Nomura Hironori, Kinjyo Takanori, Oida Takeshi, Yoneda Suguru, Takezawa Kentaro, Tei Norihide, Takada Shingo, Matsumiya Kiyomi, Tsujimoto Masahiko
The Department of Urology, Osaka Police Hospital.
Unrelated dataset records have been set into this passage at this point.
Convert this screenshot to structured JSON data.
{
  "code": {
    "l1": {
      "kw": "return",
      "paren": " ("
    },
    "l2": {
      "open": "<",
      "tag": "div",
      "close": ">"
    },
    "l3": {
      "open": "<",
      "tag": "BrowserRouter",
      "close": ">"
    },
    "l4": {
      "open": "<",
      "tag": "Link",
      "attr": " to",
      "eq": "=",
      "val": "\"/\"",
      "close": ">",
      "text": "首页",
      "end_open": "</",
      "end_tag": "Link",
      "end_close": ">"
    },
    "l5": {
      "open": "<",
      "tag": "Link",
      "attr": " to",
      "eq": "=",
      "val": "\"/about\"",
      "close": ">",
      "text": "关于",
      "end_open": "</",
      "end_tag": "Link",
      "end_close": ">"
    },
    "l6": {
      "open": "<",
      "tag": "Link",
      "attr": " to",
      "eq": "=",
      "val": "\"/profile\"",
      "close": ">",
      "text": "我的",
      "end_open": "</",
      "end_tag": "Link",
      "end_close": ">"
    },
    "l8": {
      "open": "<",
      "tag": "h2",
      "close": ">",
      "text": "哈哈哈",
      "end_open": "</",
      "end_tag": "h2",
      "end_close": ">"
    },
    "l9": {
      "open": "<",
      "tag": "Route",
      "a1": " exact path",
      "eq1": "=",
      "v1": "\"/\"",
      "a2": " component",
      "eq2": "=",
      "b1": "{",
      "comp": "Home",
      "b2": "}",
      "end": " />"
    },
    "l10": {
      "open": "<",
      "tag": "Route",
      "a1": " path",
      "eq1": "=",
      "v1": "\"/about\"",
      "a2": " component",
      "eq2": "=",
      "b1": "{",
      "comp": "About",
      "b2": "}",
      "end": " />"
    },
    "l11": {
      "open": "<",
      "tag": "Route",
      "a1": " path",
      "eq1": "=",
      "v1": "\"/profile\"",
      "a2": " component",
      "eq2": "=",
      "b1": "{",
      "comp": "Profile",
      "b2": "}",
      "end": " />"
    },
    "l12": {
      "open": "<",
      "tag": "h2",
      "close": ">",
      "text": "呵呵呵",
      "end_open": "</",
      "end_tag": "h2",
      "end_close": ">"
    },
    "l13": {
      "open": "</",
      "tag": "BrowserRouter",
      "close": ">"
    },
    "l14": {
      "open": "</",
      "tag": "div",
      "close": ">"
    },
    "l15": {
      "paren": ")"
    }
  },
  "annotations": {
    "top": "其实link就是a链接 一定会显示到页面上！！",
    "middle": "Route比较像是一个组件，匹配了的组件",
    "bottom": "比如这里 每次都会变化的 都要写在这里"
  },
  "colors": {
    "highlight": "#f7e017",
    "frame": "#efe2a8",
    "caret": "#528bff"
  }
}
Hinyokika Kiyo. 2013 Mar;59(3):167-70.
A 79-year-old woman was admitted with a chief complaint of gross hematuria, pollakisuria, lower abdominal pain. Urine cytology, intravenous pyelography, and cystoscopy were performed but showed no abnormal findings. About 6 months later, abdominal computed tomography (CT) revealed a 5cm long segment of ureteral narrowing with wall thickening, hydronephrosis, para-aortic lymph node swelling. Retrogradepyelography (RP) was done. Pelvic urine cytology was class IV. Under the clinical diagnosis of ureteral carcinoma and lymph node metastasis, a left nephroureterectomy with lymph node dissection was performed. The pathological diagnosis was IgG4-related idiopathic segmental ureteritis.
一名79岁女性因肉眼血尿、尿频、下腹部疼痛为主诉入院。进行了尿液细胞学检查、静脉肾盂造影和膀胱镜检查,但均未发现异常。大约6个月后,腹部计算机断层扫描(CT)显示输尿管有一段5厘米长的狭窄,伴有管壁增厚、肾积水和主动脉旁淋巴结肿大。进行了逆行肾盂造影(RP)。盆腔尿液细胞学检查为IV级。在输尿管癌伴淋巴结转移的临床诊断下,进行了左肾输尿管切除术及淋巴结清扫术。病理诊断为IgG4相关性特发性节段性输尿管炎。